CUNY Advanced Science Research Center at City College
“CUNY is providing a powerful economic stimulus for the entire city,” said Iris Weinshall, Vice Chancellor for Facilities Planning, Construction and Management. Since fiscal year 2008-09 — the beginning of the last recession — the University, with the support of the state and city, has invested $2.7 billion in capital projects across 24 institutions. Leading the way among the major new projects: • City College — CUNY Advanced Science Research Center and City College Science Facility The new CUNY Advanced Science Research Center, scheduled to open its doors in 2014, will provide a 206,000-square-foot research facility, among the most advanced in New York. It will support the concept of an integrated University, providing state-of-the-art laboratories for the University’s top faculty in nanoscience, photonics and environmental remote sensing. A second science building will provide new facilities for City College’s Science Division. • John Jay College — Multi-Use Facility This 600,000-square-foot structure, which opened in the fall of 2011, provides a dramatic expansion of the college, designed to match its fast-growing student community. The facility includes new classrooms and lecture halls, modern forensic science labs, instructional and research laboratories, offices, student activities and academic support services. • Medgar Evers College — Academic Building I Opened in the fall of 2010, this new building has helped meet the college’s acute space deficit, providing five floors of advanced classrooms and computer labs for all disciplines, as well as instructional labs and faculty offices for the School of Science, Health and Technology. The winner of a 2012 Building Brooklyn Award from the Chamber of Commerce, the 194,000-square-foot structure also houses the college’s glass-domed dining facility. • College of Staten Island — Residence Halls Scheduled for completion next year, two new buildings will house 454 residents in 133 fully furnished, singleand double-occupancy apartments.

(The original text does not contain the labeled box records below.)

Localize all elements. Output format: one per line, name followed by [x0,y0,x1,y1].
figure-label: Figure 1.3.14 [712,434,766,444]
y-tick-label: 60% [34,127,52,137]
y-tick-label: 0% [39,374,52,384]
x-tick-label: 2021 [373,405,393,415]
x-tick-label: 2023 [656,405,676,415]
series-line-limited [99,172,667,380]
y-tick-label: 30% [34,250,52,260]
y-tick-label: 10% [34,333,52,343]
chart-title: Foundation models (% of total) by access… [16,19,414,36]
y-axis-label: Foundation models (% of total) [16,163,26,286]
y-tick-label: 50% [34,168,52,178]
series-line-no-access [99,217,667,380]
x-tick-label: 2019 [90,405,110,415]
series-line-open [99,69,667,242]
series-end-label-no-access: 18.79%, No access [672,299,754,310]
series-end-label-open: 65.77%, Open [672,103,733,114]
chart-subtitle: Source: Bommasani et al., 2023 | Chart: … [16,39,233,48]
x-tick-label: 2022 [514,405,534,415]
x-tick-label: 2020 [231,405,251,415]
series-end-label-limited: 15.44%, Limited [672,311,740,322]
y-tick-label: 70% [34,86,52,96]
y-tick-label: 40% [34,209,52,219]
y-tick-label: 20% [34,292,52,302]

The four- and fivestory residence halls will help transform the campus environment into a destination of choice for students from a wide geographical area. About half of the new buildings at CUNY are dedicated to science, and a number of these facilities incorporate
environmentally sustainable strategies, certified by the U.S. Green Building Council. Other major projects include: • The Silberman School of Social Work at Hunter College — Created through a public/private partnership — and with the help of the largest gift ever to CUNY— the school’s new home in East Harlem opened its doors last year and includes the CUNY School of Public Health at Hunter College. • North Instructional Building and Library at Bronx Community College — Scheduled for completion in the fall, this innovative facility will enable the college to replace out-of-date instructional space with muchneeded, state-of-the-art classrooms and a modern library. • New CUNY Law School campus — Recently completing its move to Long Island City, Queens, the Law School has renovated six floors in a 14-story, environmentally green building, with modern new classrooms, a library, clinic, moot courtroom and offices. • Fiterman Hall at Borough of Manhattan Community College — Opening this fall, the multi-use, 14-floor facility — with dramatic views of downtown Manhattan — replaces the former office building irreparably damaged during the 9/11 terrorist attacks. • New Science Facility at Lehman College — This new building, opening in the fall, is the first of a three-phase facility that will create the cornerstone of sciences at Lehman, showcasing the college’s major strengths in plant science teaching and research. Enrollment at CUNY institutions is expected to continue rising. Most experts predict that higher education choices over the next decade will be driven by student demand for academic value and quality with the support of state-ofthe-art facilities. CUNY has plans for a high-performance computer center at the College of Staten Island and appropriate repair and maintenance projects. “We’re always responding to the needs of the times,” Weinshall said. “We’re remaking ourselves again to provide the infrastructure, classrooms and buildings the University needs to excel in the 21st century.”